А талантлив был не только в музыке. Прекрасно рисовал. Твердая, недетская линия. Пес Топка — мамин любимец — выходил у него как живой. Забубенный дворняга. Торчащие, волчьи уши, колечком загнутый хвост, преданность во всей осанке...
Потом, уже позднее, начал рисовать красками. Рано овладел тонким искусством акварели. Портрет Вари за пианино — усердная спина, освещенная солнцем, рыжие косички так и сияют. А ведь совсем мал был, не старше семи.
Пейзажи, пейзажи... Город сам на них вдохновлял. Фонари, флюгера, водосточные затейливые трубы. Узкие улицы, черепичные крыши, треугольные фасады старинных домов. Толстые башни, тонкие шпили церквей.
Они-то сами жили не в старинном городе, в новом. Деревянном. Дома почему-то только двух видов: желтые с черной смоленой крышей и зеленые с красной железной. А кругом — сады, садики. Все это он рисовал тоже.
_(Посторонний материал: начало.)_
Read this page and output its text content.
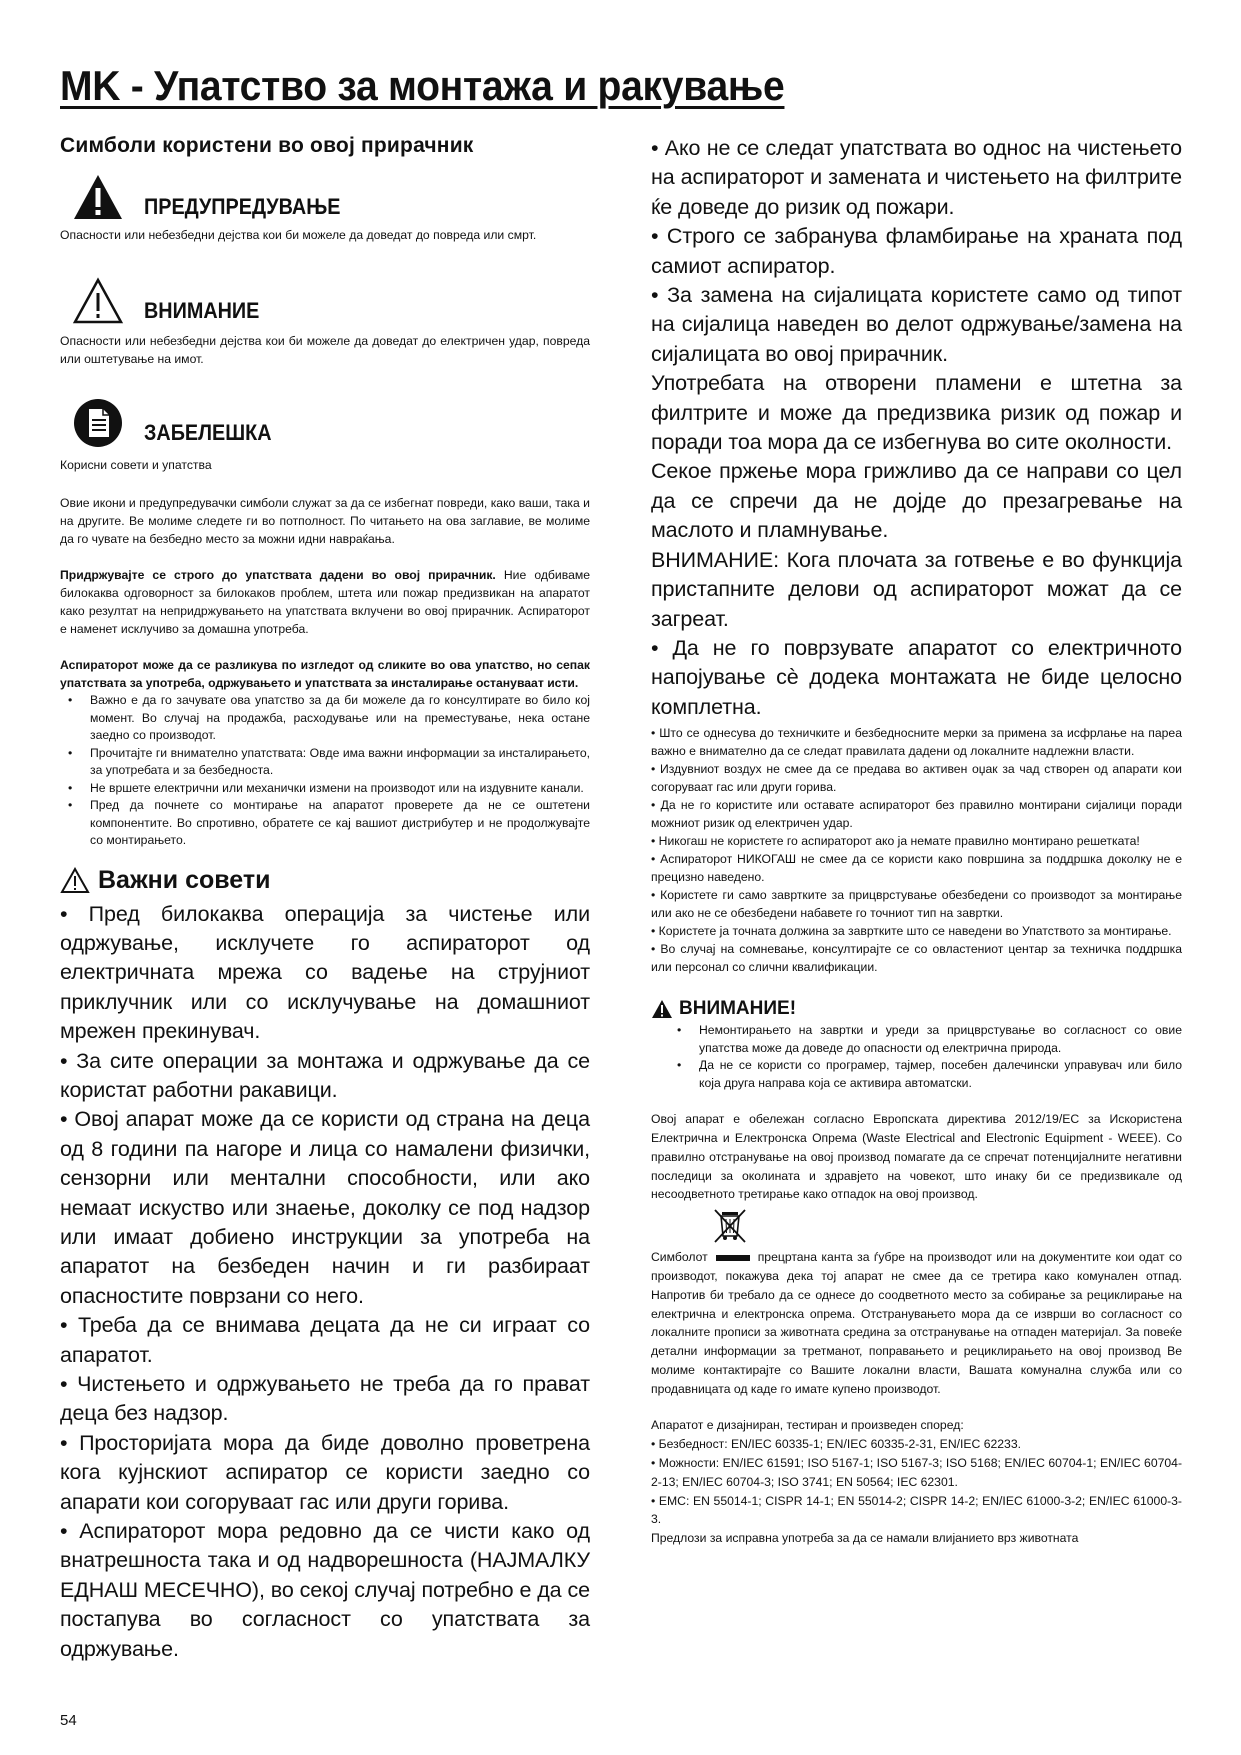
MK - Упатство за монтажа и ракување
Симболи користени во овој прирачник
ПРЕДУПРЕДУВАЊЕ

Опасности или небезбедни дејства кои би можеле да доведат до повреда или смрт.

ВНИМАНИЕ

Опасности или небезбедни дејства кои би можеле да доведат до електричен удар, повреда или оштетување на имот.

ЗАБЕЛЕШКА

Корисни совети и упатства

Овие икони и предупредувачки симболи служат за да се избегнат повреди, како ваши, така и на другите. Ве молиме следете ги во потполност. По читањето на ова заглавие, ве молиме да го чувате на безбедно место за можни идни навраќања.

Придржувајте се строго до упатствата дадени во овој прирачник. Ние одбиваме билокаква одговорност за билокаков проблем, штета или пожар предизвикан на апаратот како резултат на непридржувањето на упатствата вклучени во овој прирачник. Аспираторот е наменет исклучиво за домашна употреба.

Аспираторот може да се разликува по изгледот од сликите во ова упатство, но сепак упатствата за употреба, одржувањето и упатствата за инсталирање остануваат исти.

• Важно е да го зачувате ова упатство за да би можеле да го консултирате во било кој момент. Во случај на продажба, расходување или на преместување, нека остане заедно со производот.
• Прочитајте ги внимателно упатствата: Овде има важни информации за инсталирањето, за употребата и за безбедноста.
• Не вршете електрични или механички измени на производот или на издувните канали.
• Пред да почнете со монтирање на апаратот проверете да не се оштетени компонентите. Во спротивно, обратете се кај вашиот дистрибутер и не продолжувајте со монтирањето.
Важни совети

• Пред билокаква операција за чистење или одржување, исклучете го аспираторот од електричната мрежа со вадење на струјниот приклучник или со исклучување на домашниот мрежен прекинувач.

• За сите операции за монтажа и одржување да се користат работни ракавици.

• Овој апарат може да се користи од страна на деца од 8 години па нагоре и лица со намалени физички, сензорни или ментални способности, или ако немаат искуство или знаење, доколку се под надзор или имаат добиено инструкции за употреба на апаратот на безбеден начин и ги разбираат опасностите поврзани со него.

• Треба да се внимава децата да не си играат со апаратот.

• Чистењето и одржувањето не треба да го прават деца без надзор.

• Просторијата мора да биде доволно проветрена кога кујнскиот аспиратор се користи заедно со апарати кои согоруваат гас или други горива.

• Аспираторот мора редовно да се чисти како од внатрешноста така и од надворешноста (НАЈМАЛКУ ЕДНАШ МЕСЕЧНО), во секој случај потребно е да се постапува во согласност со упатствата за одржување.

• Ако не се следат упатствата во однос на чистењето на аспираторот и замената и чистењето на филтрите ќе доведе до ризик од пожари.

• Строго се забранува фламбирање на храната под самиот аспиратор.

• За замена на сијалицата користете само од типот на сијалица наведен во делот одржување/замена на сијалицата во овој прирачник.

Употребата на отворени пламени е штетна за филтрите и може да предизвика ризик од пожар и поради тоа мора да се избегнува во сите околности.

Секое пржење мора грижливо да се направи со цел да се спречи да не дојде до презагревање на маслото и пламнување.

ВНИМАНИЕ: Кога плочата за готвење е во функција пристапните делови од аспираторот можат да се загреат.

• Да не го поврзувате апаратот со електричното напојување сѐ додека монтажата не биде целосно комплетна.

• Што се однесува до техничките и безбедносните мерки за примена за исфрлање на пареа важно е внимателно да се следат правилата дадени од локалните надлежни власти.

• Издувниот воздух не смее да се предава во активен оџак за чад створен од апарати кои согоруваат гас или други горива.

• Да не го користите или оставате аспираторот без правилно монтирани сијалици поради можниот ризик од електричен удар.

• Никогаш не користете го аспираторот ако ја немате правилно монтирано решетката!

• Аспираторот НИКОГАШ не смее да се користи како површина за поддршка доколку не е прецизно наведено.

• Користете ги само завртките за прицврстување обезбедени со производот за монтирање или ако не се обезбедени набавете го точниот тип на завртки.

• Користете ја точната должина за завртките што се наведени во Упатството за монтирање.

• Во случај на сомневање, консултирајте се со овластениот центар за техничка поддршка или персонал со слични квалификации.

ВНИМАНИЕ!
• Немонтирањето на завртки и уреди за прицврстување во согласност со овие упатства може да доведе до опасности од електрична природа.
• Да не се користи со програмер, тајмер, посебен далечински управувач или било која друга направа која се активира автоматски.

Овој апарат е обележан согласно Европската директива 2012/19/ЕС за Искористена Електрична и Електронска Опрема (Waste Electrical and Electronic Equipment - WEEE). Со правилно отстранување на овој производ помагате да се спречат потенцијалните негативни последици за околината и здравјето на човекот, што инаку би се предизвикале од несоодветното третирање како отпадок на овој производ.

Симболот	прецртана канта за ѓубре на производот или на документите кои одат со производот, покажува дека тој апарат не смее да се третира како комунален отпад. Напротив би требало да се однесе до соодветното место за собирање за рециклирање на електрична и електронска опрема. Отстранувањето мора да се изврши во согласност со локалните прописи за животната средина за отстранување на отпаден материјал. За повеќе детални информации за третманот, поправањето и рециклирањето на овој производ Ве молиме контактирајте со Вашите локални власти, Вашата комунална служба или со продавницата од каде го имате купено производот.

Апаратот е дизајниран, тестиран и произведен според:

• Безбедност: EN/IEC 60335-1; EN/IEC 60335-2-31, EN/IEC 62233.

• Можности: EN/IEC 61591; ISO 5167-1; ISO 5167-3; ISO 5168; EN/IEC 60704-1; EN/IEC 60704-2-13; EN/IEC 60704-3; ISO 3741; EN 50564; IEC 62301.

• EMC: EN 55014-1; CISPR 14-1; EN 55014-2; CISPR 14-2; EN/IEC 61000-3-2; EN/IEC 61000-3-3.

Предлози за исправна употреба за да се намали влијанието врз животната

54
А море с далеко уходящими валунами? Разноцветные паруса рыбачьих лодок — желтые, коричневые, серые?
Нет, безусловно, он был талантлив. Это не обман памяти, не обольщение. Всю жизнь потом он донашивал остатки своих талантов. Транжирил, расточал, растрачивал. Покупал на них благосклонность слабого пола...
Мама ведь тоже была талантлива. Хорошо играла на рояле. Хорошо рисовала, лепила, пела. Но она не расточала, она собирала, вкладывала. Если в нем и было что-то хорошее, то это от нее, от мамы...
Тогда, в детстве, он был полон любви. Любил музыку, рисование. Любил город, в котором родился, его здания, сады. Любил, не без презрения, сестру Варю — смешную, преданную, пухлогубую. А больше всего, сильнее всего — маму. Это живое, темноглазое, тепло-смуглое лицо. Этот тупой носик с чуть заметной шишечкой на конце (они с Варей называли ее «пумпочкой»; постепенно «пумпочка» стала обозначать вообще маму. «Это мы играли с пумпочкой», — говорила Варя). Всегда веселая, живая, с какими-то милыми излишествами, вроде тех башмачков к каждому платью. Вечно что-то придумывала, затевала. Ставила с ними спектакли, писала для них пьесы, декорации, разучивала роли. «Кот Плюшка» — называлась одна пьеса, а другая — «Тихо-тихо» — игралась шепотом.
Дом был широко открыт для соседских детей. В согласии с традициями города они были хорошо воспитаны, вымуштрованы. Мальчики шаркали ножкой, девочки делали книксен. Варя тоже делала книксен, но по-своему: бралась обеими руками за юбку и приседала на корточки...
Чаще других ребят бывали братья-немчики, Пауль и Буба. Дети лавочника, жившие рядом в зеленом доме с красной крышей. Отец у них был толстый, румяный, в подтяжках, а мать — худая, бледная, волосы в сетке. Мальчики светло-белокурые, гладко причесанные на пробор. До того воспитанные, что у кошки просили прощения. Разговор шел большей частью на немецком — втором полуофициальном языке города. Третьим — уличным, простонародным — был эстонский. На всех трех языках Федя и Варя болтали свободно, перескакивая с одного на другой. Пауль и Буба эстонским гнушались да и по-русски-то говорили неохотно. Хотя понимали.
Пряменькие, муштрованные, с голубыми висками. Такие точно лица — правильные, тонконосые — видел потом Федор Филатович на войне у пленных, а нередко и у убитых немцев.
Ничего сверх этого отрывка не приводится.